Police are set to refer sumo grand champion Harumafuji to prosecutors by the end of the year on suspicion of assaulting lower-ranked wrestler Takanoiwa in a drunken brawl, investigative sources said Tuesday.

Under questioning late last week, the 33-year-old Mongolian yokozuna admitted to striking 27-year-old Takanoiwa with his palms, his fists and a karaoke-machine remote control, according to the sources.

Takanoiwa is believed to have suffered head injuries after being struck with an object, but Harumafuji has denied allegations that he hit the fellow Mongolian with a beer bottle in the late-October incident at a restaurant-bar in the city of Tottori, the sources said.

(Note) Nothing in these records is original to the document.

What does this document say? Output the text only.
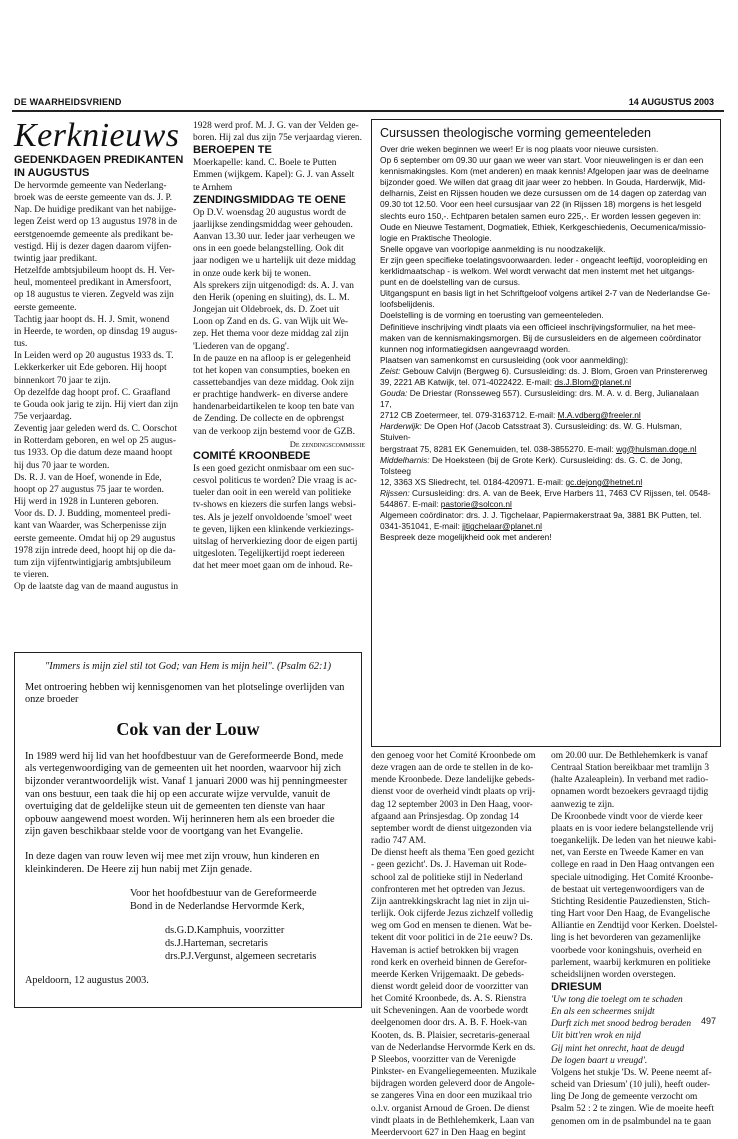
DE WAARHEIDSVRIEND	14 AUGUSTUS 2003

Kerknieuws

GEDENKDAGEN PREDIKANTEN

IN AUGUSTUS

De hervormde gemeente van Nederlang-

broek was de eerste gemeente van ds. J. P.

Nap. De huidige predikant van het nabijge-

legen Zeist werd op 13 augustus 1978 in de

eerstgenoemde gemeente als predikant be-

vestigd. Hij is dezer dagen daarom vijfen-

twintig jaar predikant.

Hetzelfde ambtsjubileum hoopt ds. H. Ver-

heul, momenteel predikant in Amersfoort,

op 18 augustus te vieren. Zegveld was zijn

eerste gemeente.

Tachtig jaar hoopt ds. H. J. Smit, wonend

in Heerde, te worden, op dinsdag 19 augus-

tus.

In Leiden werd op 20 augustus 1933 ds. T.

Lekkerkerker uit Ede geboren. Hij hoopt

binnenkort 70 jaar te zijn.

Op dezelfde dag hoopt prof. C. Graafland

te Gouda ook jarig te zijn. Hij viert dan zijn

75e verjaardag.

Zeventig jaar geleden werd ds. C. Oorschot

in Rotterdam geboren, en wel op 25 augus-

tus 1933. Op die datum deze maand hoopt

hij dus 70 jaar te worden.

Ds. R. J. van de Hoef, wonende in Ede,

hoopt op 27 augustus 75 jaar te worden.

Hij werd in 1928 in Lunteren geboren.

Voor ds. D. J. Budding, momenteel predi-

kant van Waarder, was Scherpenisse zijn

eerste gemeente. Omdat hij op 29 augustus

1978 zijn intrede deed, hoopt hij op die da-

tum zijn vijfentwintigjarig ambtsjubileum

te vieren.

Op de laatste dag van de maand augustus in

1928 werd prof. M. J. G. van der Velden ge-

boren. Hij zal dus zijn 75e verjaardag vieren.

BEROEPEN TE

Moerkapelle: kand. C. Boele te Putten

Emmen (wijkgem. Kapel): G. J. van Asselt

te Arnhem

ZENDINGSMIDDAG TE OENE

Op D.V. woensdag 20 augustus wordt de

jaarlijkse zendingsmiddag weer gehouden.

Aanvan 13.30 uur. Ieder jaar verheugen we

ons in een goede belangstelling. Ook dit

jaar nodigen we u hartelijk uit deze middag

in onze oude kerk bij te wonen.

Als sprekers zijn uitgenodigd: ds. A. J. van

den Herik (opening en sluiting), ds. L. M.

Jongejan uit Oldebroek, ds. D. Zoet uit

Loon op Zand en ds. G. van Wijk uit We-

zep. Het thema voor deze middag zal zijn

'Liederen van de opgang'.

In de pauze en na afloop is er gelegenheid

tot het kopen van consumpties, boeken en

cassettebandjes van deze middag. Ook zijn

er prachtige handwerk- en diverse andere

handenarbeidartikelen te koop ten bate van

de Zending. De collecte en de opbrengst

van de verkoop zijn bestemd voor de GZB.

De zendingscommissie

COMITÉ KROONBEDE

Is een goed gezicht onmisbaar om een suc-

cesvol politicus te worden? Die vraag is ac-

tueler dan ooit in een wereld van politieke

tv-shows en kiezers die surfen langs websi-

tes. Als je jezelf onvoldoende 'smoel' weet

te geven, lijken een klinkende verkiezings-

uitslag of herverkiezing door de eigen partij

uitgesloten. Tegelijkertijd roept iedereen

dat het meer moet gaan om de inhoud. Re-

Cursussen theologische vorming gemeenteleden

Over drie weken beginnen we weer! Er is nog plaats voor nieuwe cursisten.

Op 6 september om 09.30 uur gaan we weer van start. Voor nieuwelingen is er dan een

kennismakingsles. Kom (met anderen) en maak kennis! Afgelopen jaar was de deelname

bijzonder goed. We willen dat graag dit jaar weer zo hebben. In Gouda, Harderwijk, Mid-

delharnis, Zeist en Rijssen houden we deze cursussen om de 14 dagen op zaterdag van

09.30 tot 12.50. Voor een heel cursusjaar van 22 (in Rijssen 18) morgens is het lesgeld

slechts euro 150,-. Echtparen betalen samen euro 225,-. Er worden lessen gegeven in:

Oude en Nieuwe Testament, Dogmatiek, Ethiek, Kerkgeschiedenis, Oecumenica/missio-

logie en Praktische Theologie.

Snelle opgave van voorlopige aanmelding is nu noodzakelijk.

Er zijn geen specifieke toelatingsvoorwaarden. Ieder - ongeacht leeftijd, vooropleiding en

kerklidmaatschap - is welkom. Wel wordt verwacht dat men instemt met het uitgangs-

punt en de doelstelling van de cursus.

Uitgangspunt en basis ligt in het Schriftgeloof volgens artikel 2-7 van de Nederlandse Ge-

loofsbelijdenis.

Doelstelling is de vorming en toerusting van gemeenteleden.

Definitieve inschrijving vindt plaats via een officieel inschrijvingsformulier, na het mee-

maken van de kennismakingsmorgen. Bij de cursusleiders en de algemeen coördinator

kunnen nog informatiegidsen aangevraagd worden.

Plaatsen van samenkomst en cursusleiding (ook voor aanmelding):

Zeist: Gebouw Calvijn (Bergweg 6). Cursusleiding: ds. J. Blom, Groen van Prinstererweg

39, 2221 AB Katwijk, tel. 071-4022422. E-mail: ds.J.Blom@planet.nl

Gouda: De Driestar (Ronsseweg 557). Cursusleiding: drs. M. A. v. d. Berg, Julianalaan 17,

2712 CB Zoetermeer, tel. 079-3163712. E-mail: M.A.vdberg@freeler.nl

Harderwijk: De Open Hof (Jacob Catsstraat 3). Cursusleiding: ds. W. G. Hulsman, Stuiven-

bergstraat 75, 8281 EK Genemuiden, tel. 038-3855270. E-mail: wg@hulsman.doge.nl

Middelharnis: De Hoeksteen (bij de Grote Kerk). Cursusleiding: ds. G. C. de Jong, Tolsteeg

12, 3363 XS Sliedrecht, tel. 0184-420971. E-mail: gc.dejong@hetnet.nl

Rijssen: Cursusleiding: drs. A. van de Beek, Erve Harbers 11, 7463 CV Rijssen, tel. 0548-

544867. E-mail: pastorie@solcon.nl

Algemeen coördinator: drs. J. J. Tigchelaar, Papiermakerstraat 9a, 3881 BK Putten, tel.

0341-351041, E-mail: jjtigchelaar@planet.nl

Bespreek deze mogelijkheid ook met anderen!

"Immers is mijn ziel stil tot God; van Hem is mijn heil". (Psalm 62:1)

Met ontroering hebben wij kennisgenomen van het plotselinge overlijden van onze broeder

Cok van der Louw

In 1989 werd hij lid van het hoofdbestuur van de Gereformeerde Bond, mede als vertegenwoordiging van de gemeenten uit het noorden, waarvoor hij zich bijzonder verantwoordelijk wist. Vanaf 1 januari 2000 was hij penningmeester van ons bestuur, een taak die hij op een accurate wijze vervulde, vanuit de overtuiging dat de geldelijke steun uit de gemeenten ten dienste van haar opbouw aangewend moest worden. Wij herinneren hem als een broeder die zijn gaven beschikbaar stelde voor de voortgang van het Evangelie.

In deze dagen van rouw leven wij mee met zijn vrouw, hun kinderen en kleinkinderen. De Heere zij hun nabij met Zijn genade.

Voor het hoofdbestuur van de Gereformeerde

Bond in de Nederlandse Hervormde Kerk,

ds.G.D.Kamphuis, voorzitter

ds.J.Harteman, secretaris

drs.P.J.Vergunst, algemeen secretaris

Apeldoorn, 12 augustus 2003.

den genoeg voor het Comité Kroonbede om

deze vragen aan de orde te stellen in de ko-

mende Kroonbede. Deze landelijke gebeds-

dienst voor de overheid vindt plaats op vrij-

dag 12 september 2003 in Den Haag, voor-

afgaand aan Prinsjesdag. Op zondag 14

september wordt de dienst uitgezonden via

radio 747 AM.

De dienst heeft als thema 'Een goed gezicht

- geen gezicht'. Ds. J. Haveman uit Rode-

school zal de politieke stijl in Nederland

confronteren met het optreden van Jezus.

Zijn aantrekkingskracht lag niet in zijn ui-

terlijk. Ook cijferde Jezus zichzelf volledig

weg om God en mensen te dienen. Wat be-

tekent dit voor politici in de 21e eeuw? Ds.

Haveman is actief betrokken bij vragen

rond kerk en overheid binnen de Gerefor-

meerde Kerken Vrijgemaakt. De gebeds-

dienst wordt geleid door de voorzitter van

het Comité Kroonbede, ds. A. S. Rienstra

uit Scheveningen. Aan de voorbede wordt

deelgenomen door drs. A. B. F. Hoek-van

Kooten, ds. B. Plaisier, secretaris-generaal

van de Nederlandse Hervormde Kerk en ds.

P Sleebos, voorzitter van de Verenigde

Pinkster- en Evangeliegemeenten. Muzikale

bijdragen worden geleverd door de Angole-

se zangeres Vina en door een muzikaal trio

o.l.v. organist Arnoud de Groen. De dienst

vindt plaats in de Bethlehemkerk, Laan van

Meerdervoort 627 in Den Haag en begint

om 20.00 uur. De Bethlehemkerk is vanaf

Centraal Station bereikbaar met tramlijn 3

(halte Azaleaplein). In verband met radio-

opnamen wordt bezoekers gevraagd tijdig

aanwezig te zijn.

De Kroonbede vindt voor de vierde keer

plaats en is voor iedere belangstellende vrij

toegankelijk. De leden van het nieuwe kabi-

net, van Eerste en Tweede Kamer en van

college en raad in Den Haag ontvangen een

speciale uitnodiging. Het Comité Kroonbe-

de bestaat uit vertegenwoordigers van de

Stichting Residentie Pauzediensten, Stich-

ting Hart voor Den Haag, de Evangelische

Alliantie en Zendtijd voor Kerken. Doelstel-

ling is het bevorderen van gezamenlijke

voorbede voor koningshuis, overheid en

parlement, waarbij kerkmuren en politieke

scheidslijnen worden overstegen.

DRIESUM

'Uw tong die toelegt om te schaden

En als een scheermes snijdt

Durft zich met snood bedrog beraden

Uit bitt'ren wrok en nijd

Gij mint het onrecht, haat de deugd

De logen baart u vreugd'.

Volgens het stukje 'Ds. W. Peene neemt af-

scheid van Driesum' (10 juli), heeft ouder-

ling De Jong de gemeente verzocht om

Psalm 52 : 2 te zingen. Wie de moeite heeft

genomen om in de psalmbundel na te gaan

497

The police have determined that they can continue the investigation without arresting Harumafuji as he isn’t considered a flight risk or thought likely to destroy evidence, the sources said.

The police are carefully looking into how Harumafuji injured Takanoiwa but it remains unclear how accurately Takanoiwa can recall the incident, as the No. 8 ranked maegashira told police he kept his eyes closed as he was being hit.

According to other sources, Harumafuji became angry as Takanoiwa was using his smartphone while being scolded for his behavior by yokozuna Hakuho at the restaurant-bar.

Yokozuna Kakuryu and sekiwake Terunofuji — both from Mongolia — and some Japanese wrestlers were also present during the incident, the sources said.

The police are soon expected to question others in attendance including Kakuryu and Hakuho. Hakuho has said that Harumafuji did not strike Takanoiwa with a beer bottle.

The controversy has deepened as conflicting accounts of the alleged attack emerged — including the possibility that a liquor bottle, not a beer bottle, was used in the attack, according to investigative sources.

Further complicating the situation is Takanoiwa’s stablemaster Takanohana, whose actions leading up to the investigation have drawn criticism. Takanohana filed a police report about the incident late last month but only informed the Japan Sumo Association much later.

Yasuko Ikenobo, chairwoman of the JSA executive council and former vice education minister, took a swipe at Takanohana’s failure to immediately report the incident to the board of directors. Ikenobo, whose council convened a meeting on Monday, told reporters that many attendees were disappointed that the scandal broke during the Kyushu Grand Sumo Tournament. Takanohana had an “obligation to report” the incident to the JSA, according to Ikenobo.

Takanohana has remained mum about the incident, scarcely responding to the reporters following his every move.

Meanwhile, news that Harumafuji was expected to be referred to prosecutors for the assault charge has disappointed sumo fans.

“Sumo was finally regaining popularity, so it’s sad that it has been taken up by the media almost daily in such a way,” said Miyu Suzuki, 26, who attended the ongoing Kyushu tournament from Osaka.

Takanoiwa missed the tournament after being diagnosed with head injuries including a suspected skull fracture and a cerebrospinal fluid leak. Harumafuji withdrew from the tournament on the third day after the media reported the scandal.

The JSA said its crisis management panel will investigate the case and hand down a judgment or punishment sometime after the tournament ends on Sunday.